Creativity means different things to different audiences. And it can be expressed in so many ways that is difficult to come up with a definition that suits everyone. Merriam Webster defines creativity as “the ability to create or the quality of being creative.” So much for not using the same word to define itself.
When we were shaping our mission in the early stages of SPARK! – to ignite the spark of creativity inherent in all children – we spent countless hours thinking how we would define creativity. I had researched the topic and the importance of igniting a child’s thinking both in and out of the context of formal education. I was adamant that our definition of creativity not be limited to artistic endeavor or even restricted to “The Arts.” With STEM focus being so prevalent at that time (2011), It was necessary to make sure our definition included those areas of study. Our belief was, and sill is, that creativity is a more global approach to problem solving.

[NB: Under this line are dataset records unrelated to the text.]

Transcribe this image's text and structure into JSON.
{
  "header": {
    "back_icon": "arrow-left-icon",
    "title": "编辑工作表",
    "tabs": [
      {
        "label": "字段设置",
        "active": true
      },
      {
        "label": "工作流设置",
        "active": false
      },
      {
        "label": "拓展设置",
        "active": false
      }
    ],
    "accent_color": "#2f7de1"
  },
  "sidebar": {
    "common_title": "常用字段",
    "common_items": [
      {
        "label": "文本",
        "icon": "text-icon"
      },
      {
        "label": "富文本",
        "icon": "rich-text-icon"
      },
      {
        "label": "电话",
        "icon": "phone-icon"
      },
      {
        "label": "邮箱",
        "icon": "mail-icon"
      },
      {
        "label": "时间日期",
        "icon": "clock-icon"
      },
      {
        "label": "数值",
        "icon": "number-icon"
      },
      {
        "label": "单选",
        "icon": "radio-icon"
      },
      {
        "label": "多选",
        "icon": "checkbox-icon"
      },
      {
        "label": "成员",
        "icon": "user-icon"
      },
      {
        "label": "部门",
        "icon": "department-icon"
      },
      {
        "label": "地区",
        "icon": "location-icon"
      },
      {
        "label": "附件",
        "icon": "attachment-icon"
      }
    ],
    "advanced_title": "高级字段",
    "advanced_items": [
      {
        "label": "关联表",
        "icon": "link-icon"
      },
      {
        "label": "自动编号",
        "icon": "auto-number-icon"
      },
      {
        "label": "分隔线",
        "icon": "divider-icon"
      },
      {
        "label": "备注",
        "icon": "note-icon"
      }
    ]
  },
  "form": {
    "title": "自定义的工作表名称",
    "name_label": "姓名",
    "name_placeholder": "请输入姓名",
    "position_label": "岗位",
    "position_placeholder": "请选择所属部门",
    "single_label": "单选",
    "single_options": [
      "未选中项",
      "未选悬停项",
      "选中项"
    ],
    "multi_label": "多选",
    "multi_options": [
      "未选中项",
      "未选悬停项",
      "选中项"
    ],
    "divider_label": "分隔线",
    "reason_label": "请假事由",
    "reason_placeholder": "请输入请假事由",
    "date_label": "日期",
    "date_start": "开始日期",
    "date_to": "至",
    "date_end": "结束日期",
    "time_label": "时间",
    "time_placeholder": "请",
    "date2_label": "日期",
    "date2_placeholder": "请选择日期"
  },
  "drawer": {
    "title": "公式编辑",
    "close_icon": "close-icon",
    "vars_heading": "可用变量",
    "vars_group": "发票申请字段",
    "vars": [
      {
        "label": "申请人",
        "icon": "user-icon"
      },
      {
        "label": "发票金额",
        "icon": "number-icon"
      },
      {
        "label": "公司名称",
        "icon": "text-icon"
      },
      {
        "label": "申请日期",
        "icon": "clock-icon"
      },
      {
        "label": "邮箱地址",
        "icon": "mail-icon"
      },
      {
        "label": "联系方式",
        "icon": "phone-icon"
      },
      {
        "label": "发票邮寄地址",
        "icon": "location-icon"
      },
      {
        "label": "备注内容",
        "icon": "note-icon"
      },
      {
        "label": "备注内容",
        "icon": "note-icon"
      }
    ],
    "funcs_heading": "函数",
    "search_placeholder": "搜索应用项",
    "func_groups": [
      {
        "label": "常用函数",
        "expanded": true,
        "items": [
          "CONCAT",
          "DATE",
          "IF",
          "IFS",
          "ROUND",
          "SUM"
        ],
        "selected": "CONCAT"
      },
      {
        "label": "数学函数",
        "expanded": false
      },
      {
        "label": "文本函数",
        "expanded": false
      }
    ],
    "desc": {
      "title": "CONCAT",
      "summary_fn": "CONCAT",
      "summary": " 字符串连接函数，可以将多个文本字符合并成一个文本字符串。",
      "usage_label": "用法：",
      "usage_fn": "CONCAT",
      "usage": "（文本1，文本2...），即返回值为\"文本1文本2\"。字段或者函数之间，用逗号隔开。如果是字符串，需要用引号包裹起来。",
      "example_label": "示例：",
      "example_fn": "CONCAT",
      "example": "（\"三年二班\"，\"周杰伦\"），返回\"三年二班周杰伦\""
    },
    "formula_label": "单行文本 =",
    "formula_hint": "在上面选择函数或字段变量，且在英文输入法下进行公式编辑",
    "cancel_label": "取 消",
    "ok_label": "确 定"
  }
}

Our Programs Committee, comprised of teachers, a principal, an artist, business people and two individuals who run educational programs outside of schools’ standard curriculum, wrestled with this issue.
Here is the result of that deliberation:
Creativity – A sense of wonder that invites exploration and the discovery of new possibilities.

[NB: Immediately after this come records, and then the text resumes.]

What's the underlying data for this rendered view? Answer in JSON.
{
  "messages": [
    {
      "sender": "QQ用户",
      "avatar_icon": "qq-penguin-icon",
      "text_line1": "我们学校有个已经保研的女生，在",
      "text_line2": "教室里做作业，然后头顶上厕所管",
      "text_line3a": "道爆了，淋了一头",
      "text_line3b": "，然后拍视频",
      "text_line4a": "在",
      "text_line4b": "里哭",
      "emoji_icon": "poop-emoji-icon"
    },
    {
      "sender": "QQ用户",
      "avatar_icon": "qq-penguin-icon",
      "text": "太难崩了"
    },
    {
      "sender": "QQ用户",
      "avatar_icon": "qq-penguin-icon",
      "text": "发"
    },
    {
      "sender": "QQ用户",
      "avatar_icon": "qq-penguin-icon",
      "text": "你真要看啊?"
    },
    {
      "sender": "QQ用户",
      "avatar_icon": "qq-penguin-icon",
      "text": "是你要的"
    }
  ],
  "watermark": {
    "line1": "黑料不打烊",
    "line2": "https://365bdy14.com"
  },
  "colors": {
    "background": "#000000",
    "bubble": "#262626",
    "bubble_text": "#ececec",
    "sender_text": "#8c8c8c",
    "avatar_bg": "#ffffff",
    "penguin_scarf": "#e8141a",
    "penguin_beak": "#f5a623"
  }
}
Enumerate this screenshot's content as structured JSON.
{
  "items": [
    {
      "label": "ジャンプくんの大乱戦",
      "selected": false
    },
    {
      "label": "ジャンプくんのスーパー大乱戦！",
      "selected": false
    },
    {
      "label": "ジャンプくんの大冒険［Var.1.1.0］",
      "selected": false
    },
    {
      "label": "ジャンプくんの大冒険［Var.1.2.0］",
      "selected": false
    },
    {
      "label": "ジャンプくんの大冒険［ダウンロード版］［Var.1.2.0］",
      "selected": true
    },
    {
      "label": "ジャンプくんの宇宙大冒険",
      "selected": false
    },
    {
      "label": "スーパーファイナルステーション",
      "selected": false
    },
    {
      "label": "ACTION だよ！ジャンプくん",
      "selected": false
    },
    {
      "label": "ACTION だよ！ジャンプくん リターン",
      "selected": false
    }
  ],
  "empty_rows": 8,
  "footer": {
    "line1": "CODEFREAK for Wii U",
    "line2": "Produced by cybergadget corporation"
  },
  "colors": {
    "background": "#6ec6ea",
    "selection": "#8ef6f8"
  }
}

This definition starts with a mental process. A sense of wonder is sparked by many things — a need, a problem, an opportunity, a request, an assignment, and even pure inspiration. It is aligned with the adage, “necessity is the mother of invention” and the ability to question how to do something better, cheaper and faster. Sometimes we see the work of others and that inspires us to question, “What if I did it this way?”

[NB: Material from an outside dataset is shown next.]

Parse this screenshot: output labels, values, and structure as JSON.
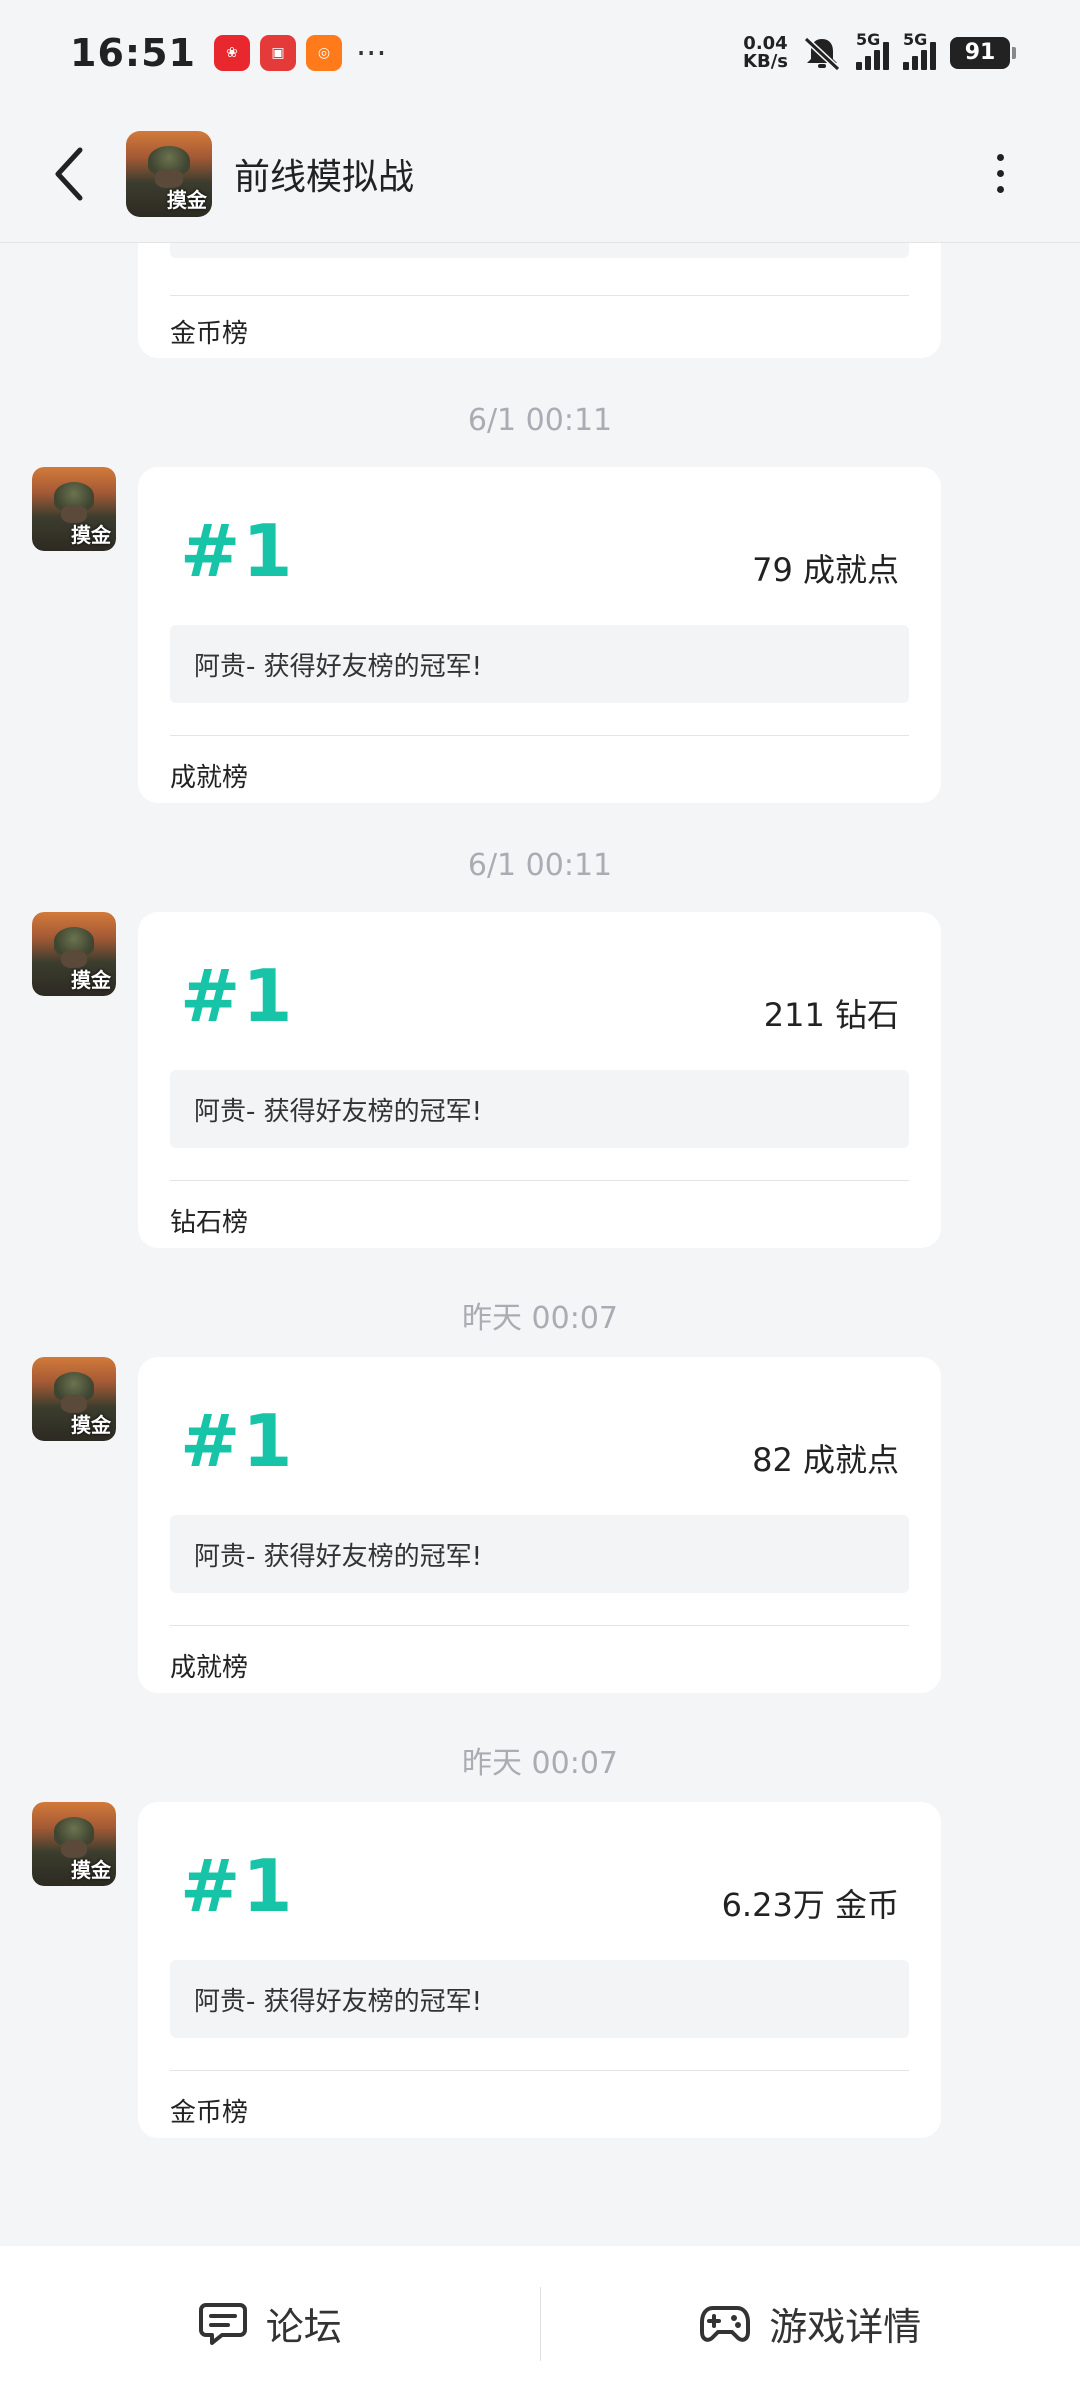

Entrepreneurs see an opportunity to make money by creating a product, service, or experience that others need or want. Their sense of wonder comes from a determination to deliver something others will purchase. In school, teachers give assignments designed to ignite that sense of wonder.
Exploration is the actual process of the creative mind. It involves research, production, modification, collaboration, iteration, and trial, to reach a desired result. This aspect of the definition applies to works of art, scientific discoveries, the creation of new products, and more.
Sir James Dyson recalls that he had 5,126 failures, or iterations, until he eventually created the world’s best-selling vacuum cleaner.
The discovery of new possibilities happens throughout the process and is often the culmination of this process.
At SPARK! we teach children that creativity is a process that drives us toward a goal.